В рассказах этих на равных правах с людьми фигурировали русалки и ведьмы, которые в Сибири не водились. Насколько я помню по своему детству, их отродясь никто не видел в Сибири. Видимо, они либо остались там, в Белоруссии, либо в Сибири их просто решительно отменила Советская власть.

Мое детство по всем параметрам отличалось от папиного. Когда папа представлял что-нибудь гармоничное, это никогда не было связано с порой его детства, потому что пора эта была голодная, холодная и большей частью бесправная и нищая. Мое же советское детство уже не было голодным, а если и бывало иногда холодным, то уж, скорее, по недосмотру родителей.

Не то чтобы я хочу сказать, что мое детство было счастливое, потому что было советское. Нет. Совсем нет. Но просто я констатирую: оно было советское. И это не хорошо и не плохо, оно ведь уже прошло, и ничего нельзя изменить.

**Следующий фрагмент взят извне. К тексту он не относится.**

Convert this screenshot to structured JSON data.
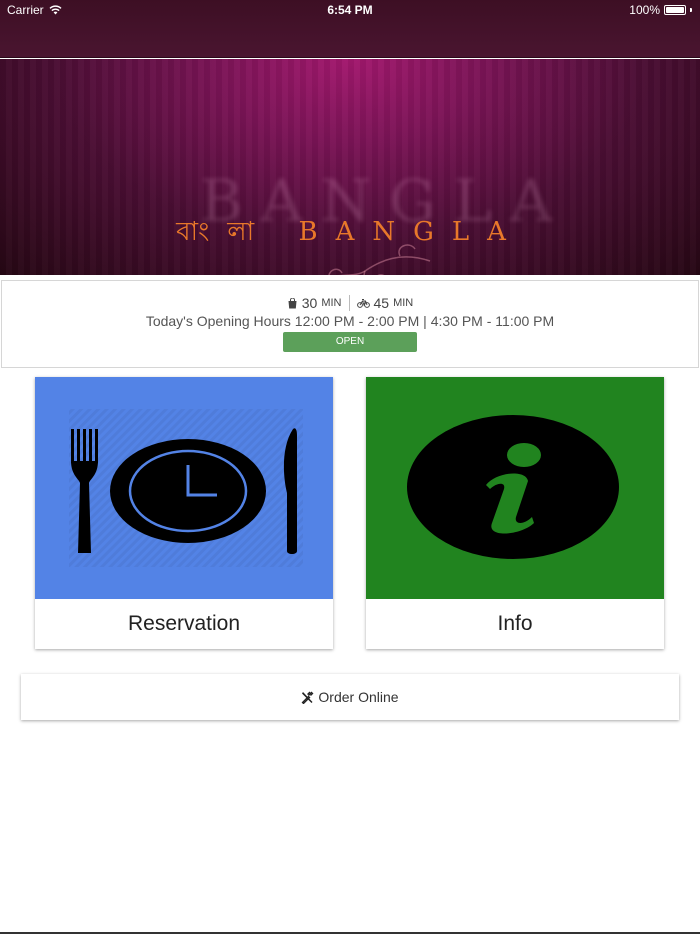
{
  "status_bar": {
    "carrier": "Carrier",
    "time": "6:54 PM",
    "battery": "100%"
  },
  "banner": {
    "logo_bengali": "বাংলা",
    "logo_latin": "BANGLA"
  },
  "delivery": {
    "collection_time": "30",
    "collection_unit": "MIN",
    "delivery_time": "45",
    "delivery_unit": "MIN",
    "opening_hours": "Today's Opening Hours 12:00 PM - 2:00 PM | 4:30 PM - 11:00 PM",
    "status_label": "OPEN"
  },
  "cards": {
    "reservation_label": "Reservation",
    "info_label": "Info"
  },
  "order": {
    "label": "Order Online"
  },
  "colors": {
    "header": "#4a1530",
    "reservation_tile": "#5383e6",
    "info_tile": "#21841f",
    "open_button": "#5ca05a",
    "logo": "#e8782a"
  },
  "icons": [
    "wifi-icon",
    "battery-icon",
    "bag-icon",
    "bike-icon",
    "fork-icon",
    "clock-plate-icon",
    "knife-icon",
    "info-icon",
    "utensils-icon"
  ]
}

Итак, когда по папиному методу я пытаюсь представить гармоничную картину жизни, такую, чтобы гармония была и снаружи, и внутри, то я представляю себе… Нет, вернее, я вижу…

Идет крупный белый снег. Горит фонарь. На улице темно. Под фонарем стоит компания людей: двое мужчин, две женщины и девочка. Над их головами, как всегда зимой в Сибири в не слишком морозные дни, висит низкое серо-фиолетовое небо. И из этого серо-фиолетового, довольно светлого, совсем не черного неба, идет белый снег. Когда он пролетает под фонарем, он становится лимонно-желтым, а за пределами света фонаря он просто белый. Он так идет, вернее, так летит, что иногда становится непонятно, куда он именно летит, то ли вверх, то ли вниз…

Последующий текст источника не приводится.